ARTICLE 5. MISCELLANEOUS PROVISIONS.


§57-5-4j. Hospital records; evidence of reasonableness of medical expenses.

(1) Proof that medical, hospital and doctor bills were paid or incurred because of any an illness, disease or injury shall be is prima facie evidence that such the bills so paid or incurred were necessary and reasonable. Proof that any health care provider’s bills were incurred but resolved, in whole or in part, by way of contractual discount, reduction, disallowance, gift or write-off and not paid may not be used to establish the necessity or reasonableness of medical expenses.

(2) Evidence to establish the reasonable value of medical service or treatment may not include any reference to amounts that exceed the sums actually paid by or on behalf of the injured party, regardless of the source of payment, to satisfy the financial obligation for medical services or treatment that the injured party received, and evidence of the sums actually necessary to satisfy the financial obligation for medical services or treatment rendered to the injured party that have been incurred but not yet satisfied. This evidence may not include any reference to amounts that exceed the sum for which the unpaid charges could be satisfied if submitted to any medical care plan covering the injured party or for which the injured party is eligible, regardless of whether the incurred but not yet satisfied charges have been or will be submitted to the injured party’s medical care plan.
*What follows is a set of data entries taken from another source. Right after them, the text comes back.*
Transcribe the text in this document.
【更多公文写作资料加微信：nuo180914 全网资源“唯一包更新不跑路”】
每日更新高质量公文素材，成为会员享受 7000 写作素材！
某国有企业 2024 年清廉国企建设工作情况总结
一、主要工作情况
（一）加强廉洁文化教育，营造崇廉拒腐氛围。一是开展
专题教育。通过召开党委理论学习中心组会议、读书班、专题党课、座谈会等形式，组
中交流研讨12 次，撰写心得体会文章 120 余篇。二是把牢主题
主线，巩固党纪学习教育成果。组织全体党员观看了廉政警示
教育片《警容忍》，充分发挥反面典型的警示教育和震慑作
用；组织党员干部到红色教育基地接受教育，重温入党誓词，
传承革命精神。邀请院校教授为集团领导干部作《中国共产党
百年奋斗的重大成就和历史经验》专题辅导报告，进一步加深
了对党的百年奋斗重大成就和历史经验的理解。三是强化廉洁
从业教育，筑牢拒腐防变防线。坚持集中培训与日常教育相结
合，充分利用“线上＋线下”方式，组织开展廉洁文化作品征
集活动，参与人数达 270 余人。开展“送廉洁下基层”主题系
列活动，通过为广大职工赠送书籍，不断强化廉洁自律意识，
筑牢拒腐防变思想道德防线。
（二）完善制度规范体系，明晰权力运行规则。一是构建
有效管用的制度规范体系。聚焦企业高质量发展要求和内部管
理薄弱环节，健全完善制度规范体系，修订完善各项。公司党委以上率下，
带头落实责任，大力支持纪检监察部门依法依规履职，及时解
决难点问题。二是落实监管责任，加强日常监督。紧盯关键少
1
If the injured party is not covered by any medical care plan and is not eligible for any medical care plan, evidence of the reasonable value of medical services or treatment incurred but not yet satisfied may not include any reference to amounts that exceed the Medicare reimbursement rate in effect at the time the injured party’s services or treatment occurred for the specific medical services or treatment rendered to the injured party.

(3) Evidence to establish the reasonable value of any future medical service or treatment of the injured party may not include any reference to amounts that exceed the sums actually necessary to satisfy the financial obligation for any reasonable and necessary future medical services or treatment. This evidence may not include any reference to amounts that exceed the sums for which the future charges of health care providers could be satisfied if submitted to any medical care plan covering the injured party or any medical care plan for which the injured person is eligible. If the injured person is not covered by any medical care plan and is not eligible for any medical care plan, evidence of the reasonable present value of any future reasonable and necessary medical or health care or treatment may not include any reference to amounts that exceed the Medicare reimbursement rate in effect at the time of trial for the reasonable and necessary future medical services or treatment of the injured party.

 

NOTE: The purpose of this bill is to prevent compensatory damage awards for medical expenses from including sums that the claimant has not and will not pay for medical care or treatment.

Strike-throughs indicate language that would be stricken from a heading or the present law, and underscoring indicates new language that would be added.